Wednesday, November 12, 2014
Our weather has gone from nice to ice in no time. A few days ago it was 64 degrees outside. Right now it is -1. No. You did not hallucinate the minus sign there. It could be worse. There could be more than an inch of snow on the ground in the bargain...something a lot of people in the Midwest are dealing with at the moment. All I can say is...brrrr!
And. Be careful out there.
I have been thinking about writing this post for the last couple of days when I have managed to brave the window. The artist I have been researching is Louise Fishman. There is an interview out on the web (Oral history interview with Louise Fishman, 2009 Dec. 21, Archives of American Art, Smithsonian Institution) that has a lot of information about Louis Fishman's life and work. The following are some quotes from that interview along with some images of Fishman's work:
". . . . I was the only real painter-painter. I was doing traditional painting. I didn't understand what the connection was, but I liked it being in that context, because I think that I get misplaced a lot of times. People . . . . they think of me as being very traditional. I think I'm really not . . . . they always link me to Joan Mitchell and Bill Jensen now . . . . there are connections, but that's sort of a dead end in a way. It feels like it."

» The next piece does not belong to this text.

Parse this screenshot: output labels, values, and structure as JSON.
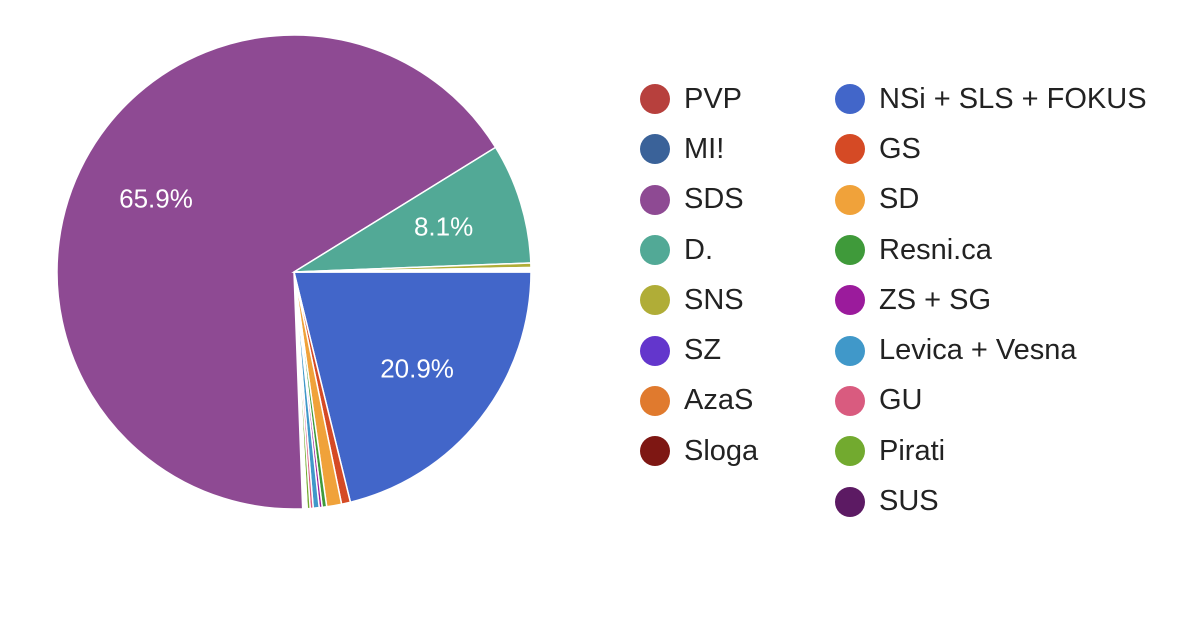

|©Louise Fishman - Untitled 1971|
"I seem to start a group of [paintings] and go back and forth for a while. And then usually one painting becomes prominent in my mind, and then I often put the others away for a while or stop working on them. Sometimes I have to put them away so I don't look at them much. And I continue working on one. And then I need a break. I bring another one out, and I go back and forth a little bit until - yes, so there is a kind of - a little bit of a dialogue between them."
|©Louise Fishman - Angry Paintings 1973|
|©Louise Fishman - Tabernacle 1981|
"The way I choose color is really like, how I'm going to use this and this, that. A lot of colors sort of come together from one painting to another. And it's just like a buildup. It's almost like adding clay, and it keeps changing. The color keeps changing. And - but I'm not relying on that black and white or that value structure the way I used to and the color was really just an addendum. The color is more on its own, or the hues are more complicated. There's more complex meaning in them in the way they interact with the whole. They are taking more of a place. They have their own identity."
|©Louise Fishman - Slippery Slope 2006|
"It's all like a chain of things . . . . it's sort of my interest in those Native American cultures, the architecture; the space is the sipapu and the mountain - the Navajos living right up against the mountain, the whole business about rocks and the mountains. . . . . and a lot of it came from China, the ideas about the mountain. I, you know, think it's Eastern, all that continents moving apart and so on. So it made a lot of sense to me."
|©Louise Fishman - Night Shining White 1998|
"Well, a lot of people have referred to me, and actually, they think they're quoting me in saying that I'm a second-generation or third-generation Abstract Expressionist . . . . I never said that. Somebody else said it, and somebody quoted it. And it just got carried down . . . . And I never knew how to go about correcting that. But that's not true. I don't think of myself as an Abstract Expressionist. I think that I have roots there. I have roots in Cezanne. I think I have roots in a lot of places . . . ."
|© Louise Fishman - Wintereisse 2002|
". . . . Easier and harder. What's easier is my skill level. What's harder is to - skill is less and less useful in terms of what makes a good painting, for me, and probably for a lot of people, because it's not about making beautiful paintings. It's about something else. It's about making something that really has a life and has something that's inspiring. I don't really know how to talk about it exactly, but it's that. It's like, hey, yeah, well, it's rough, but it's so deep to me. One painting, Cooked and Burnt , it was called, and I thought, that's really good. It is really - I'm happy I did that. It just felt - it had everything in it. It was not a beautiful painting. It was just so real somehow."
|© Louise Fishman - Cooked and Burnt 2007|
"TM [Transcendental Meditation] was just like a way of calming myself down and centering myself. . . . .I started going on retreats. . . . .I think a lot of artists have done that, because it's a very dicey life. I mean, all of our lives are dicey. But I think making art and trying to survive emotionally, the people, the world, and your work, all of that is - and we tend - I think probably most of the artists tend to be - to have their own fragility that's - I don't know if it's more than other people, but I know that there is a fragility in there. And . . . . one has to keep a balance of the unsettled stuff. It has to be there. You can't fix it. It's just what it is."
|©Louis Fishman - Troubles Overcome are Good to Tell 1997|
"I don't do drawings or prints with the intention of making a painting from them, ever. But they find their way later. Often it's stuff I wouldn't do in painting yet, because there's - it's easier to throw color into them. It's easier to have new, kind of, configurations in them. And they may occur in paintings and they get painted out, but - and then they'll show up. So I noticed that that process really does affect the paintings later. And they are - there is a freshness, and there's stuff that comes up in the drawings that shows other parts of my work that I think could shed light on what the paintings are about and not what people often think they're about."